The Irish poet and philosopher John O’Donohue wrote: “There is a huge abyss within every mind. When we belong, we have an outside mooring to prevent us from falling into ourselves.” I like the image of that mooring, of friendship reaching out and taking our hand, of a neighbour’s hand raised in a friendly hello, of a car pausing on the street to let us in. All these simple acts create a mooring for us, a connectedness.
I know of people who are my age without any family. Winter is hard on them. Their access to friends and activities is limited by weather and road/sidewalk conditions. We can exchange texts and emails, but I think people need the physical, need a hugged greeting, need the sound of laughter, need the exchange of conversation to give us O’Donohue’s mooring.
I think of people new to this country, fleeing deplorable conditions to find themselves now without a sense of community, without the familiar, without comfort, and facing a new adversary in snow and cold.
I recently saw Little Women on the big screen, the seventh adaptation of Louisa May Alcott’s written creation from 150+ years ago. I don’t know how this current film stacks up to others, but I loved it. The single moment in the film that captured my heart was the mother of this band of daughters giving her scarf, anonymously tucking the scarf into a man’s belongings who had suffered great loss in the Civil War. And so when I recently read Neil Gaiman’s words, an English writer focusing his literary talent on refugees, I was comforted once again, as if Mrs. March’s scarf was given to me. “Sometimes it only takes a stranger, in a dark place,” wrote Gaiman, “to hold out a badly-knitted scarf, to offer a kind word, to say we have the right to be here, to make us warm in the coldest season.”
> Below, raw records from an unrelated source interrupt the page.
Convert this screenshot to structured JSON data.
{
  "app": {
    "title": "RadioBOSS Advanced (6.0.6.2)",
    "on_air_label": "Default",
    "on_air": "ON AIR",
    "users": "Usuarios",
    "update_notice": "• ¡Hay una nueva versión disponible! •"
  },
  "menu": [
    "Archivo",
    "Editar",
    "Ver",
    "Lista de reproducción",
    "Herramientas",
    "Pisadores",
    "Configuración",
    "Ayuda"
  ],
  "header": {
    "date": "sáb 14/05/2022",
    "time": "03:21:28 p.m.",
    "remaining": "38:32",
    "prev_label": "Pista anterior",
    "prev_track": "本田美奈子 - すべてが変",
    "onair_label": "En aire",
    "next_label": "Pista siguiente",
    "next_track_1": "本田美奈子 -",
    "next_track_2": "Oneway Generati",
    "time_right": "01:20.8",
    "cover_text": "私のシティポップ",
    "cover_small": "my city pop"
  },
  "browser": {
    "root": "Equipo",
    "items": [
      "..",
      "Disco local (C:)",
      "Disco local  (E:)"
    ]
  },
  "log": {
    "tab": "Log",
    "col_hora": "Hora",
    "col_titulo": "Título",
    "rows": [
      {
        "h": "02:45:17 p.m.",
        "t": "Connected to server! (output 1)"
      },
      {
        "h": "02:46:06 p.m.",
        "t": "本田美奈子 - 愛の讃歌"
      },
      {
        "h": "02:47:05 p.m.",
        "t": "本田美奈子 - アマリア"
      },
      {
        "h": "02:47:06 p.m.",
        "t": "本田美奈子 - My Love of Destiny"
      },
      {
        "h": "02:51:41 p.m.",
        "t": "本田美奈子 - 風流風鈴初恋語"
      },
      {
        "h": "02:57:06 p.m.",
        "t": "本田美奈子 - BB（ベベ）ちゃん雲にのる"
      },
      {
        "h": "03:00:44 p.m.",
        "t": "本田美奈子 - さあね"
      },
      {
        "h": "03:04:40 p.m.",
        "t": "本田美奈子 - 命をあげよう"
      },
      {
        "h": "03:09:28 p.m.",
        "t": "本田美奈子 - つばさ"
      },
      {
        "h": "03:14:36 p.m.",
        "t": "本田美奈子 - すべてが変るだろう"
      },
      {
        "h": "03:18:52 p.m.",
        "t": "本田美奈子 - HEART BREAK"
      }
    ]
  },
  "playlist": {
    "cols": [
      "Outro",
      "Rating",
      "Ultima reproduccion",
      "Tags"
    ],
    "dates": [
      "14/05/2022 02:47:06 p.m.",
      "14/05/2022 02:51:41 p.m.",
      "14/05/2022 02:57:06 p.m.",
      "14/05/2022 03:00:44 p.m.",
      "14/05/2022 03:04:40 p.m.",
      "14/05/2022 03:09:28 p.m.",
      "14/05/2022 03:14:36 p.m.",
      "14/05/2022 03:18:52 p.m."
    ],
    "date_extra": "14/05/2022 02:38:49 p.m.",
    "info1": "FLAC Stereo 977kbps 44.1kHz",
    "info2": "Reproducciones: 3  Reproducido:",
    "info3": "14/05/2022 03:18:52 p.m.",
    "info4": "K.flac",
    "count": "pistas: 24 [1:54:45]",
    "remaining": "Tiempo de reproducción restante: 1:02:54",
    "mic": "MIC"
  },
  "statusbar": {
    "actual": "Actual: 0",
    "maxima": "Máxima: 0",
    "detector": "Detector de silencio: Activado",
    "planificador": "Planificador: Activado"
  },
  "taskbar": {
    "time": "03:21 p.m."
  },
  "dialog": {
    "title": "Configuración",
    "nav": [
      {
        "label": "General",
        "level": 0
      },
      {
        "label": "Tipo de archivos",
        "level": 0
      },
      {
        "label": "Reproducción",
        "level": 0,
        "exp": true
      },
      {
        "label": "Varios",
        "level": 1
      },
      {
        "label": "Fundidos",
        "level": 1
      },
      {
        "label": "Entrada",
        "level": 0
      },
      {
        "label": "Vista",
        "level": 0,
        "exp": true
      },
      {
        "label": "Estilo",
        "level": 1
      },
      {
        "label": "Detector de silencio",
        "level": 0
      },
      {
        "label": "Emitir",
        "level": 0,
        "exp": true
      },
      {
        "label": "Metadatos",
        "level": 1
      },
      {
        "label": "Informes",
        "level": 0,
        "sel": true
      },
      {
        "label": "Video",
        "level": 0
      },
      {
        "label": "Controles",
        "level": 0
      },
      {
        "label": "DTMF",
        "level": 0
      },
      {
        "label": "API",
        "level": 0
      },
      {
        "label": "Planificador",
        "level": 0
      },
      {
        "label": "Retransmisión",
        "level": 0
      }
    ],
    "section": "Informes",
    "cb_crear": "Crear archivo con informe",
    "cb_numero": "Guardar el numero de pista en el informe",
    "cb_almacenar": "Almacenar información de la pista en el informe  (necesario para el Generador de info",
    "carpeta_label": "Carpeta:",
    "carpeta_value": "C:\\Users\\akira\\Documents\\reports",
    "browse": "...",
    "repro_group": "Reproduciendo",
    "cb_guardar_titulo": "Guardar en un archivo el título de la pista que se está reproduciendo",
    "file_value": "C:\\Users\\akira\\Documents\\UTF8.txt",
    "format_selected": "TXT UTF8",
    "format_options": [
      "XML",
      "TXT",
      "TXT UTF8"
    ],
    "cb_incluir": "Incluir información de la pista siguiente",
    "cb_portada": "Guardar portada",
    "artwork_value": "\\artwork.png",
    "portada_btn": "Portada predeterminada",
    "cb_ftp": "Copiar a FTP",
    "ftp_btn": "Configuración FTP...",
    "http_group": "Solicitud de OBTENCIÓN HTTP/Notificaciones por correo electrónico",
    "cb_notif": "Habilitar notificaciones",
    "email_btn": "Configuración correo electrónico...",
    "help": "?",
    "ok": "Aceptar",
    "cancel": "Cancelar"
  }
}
I see it on the faces of those for whom I hold a door or of those whom I let go ahead of me in the grocery check-out line or those I simply exchange a smile with. It takes no great flourishing act of generosity to change one’s day and costs not one penny. It takes only kindness; it takes only but a moment of our time to create connection. And the bonus is: the warmth and sense of belonging comes back to us in spades.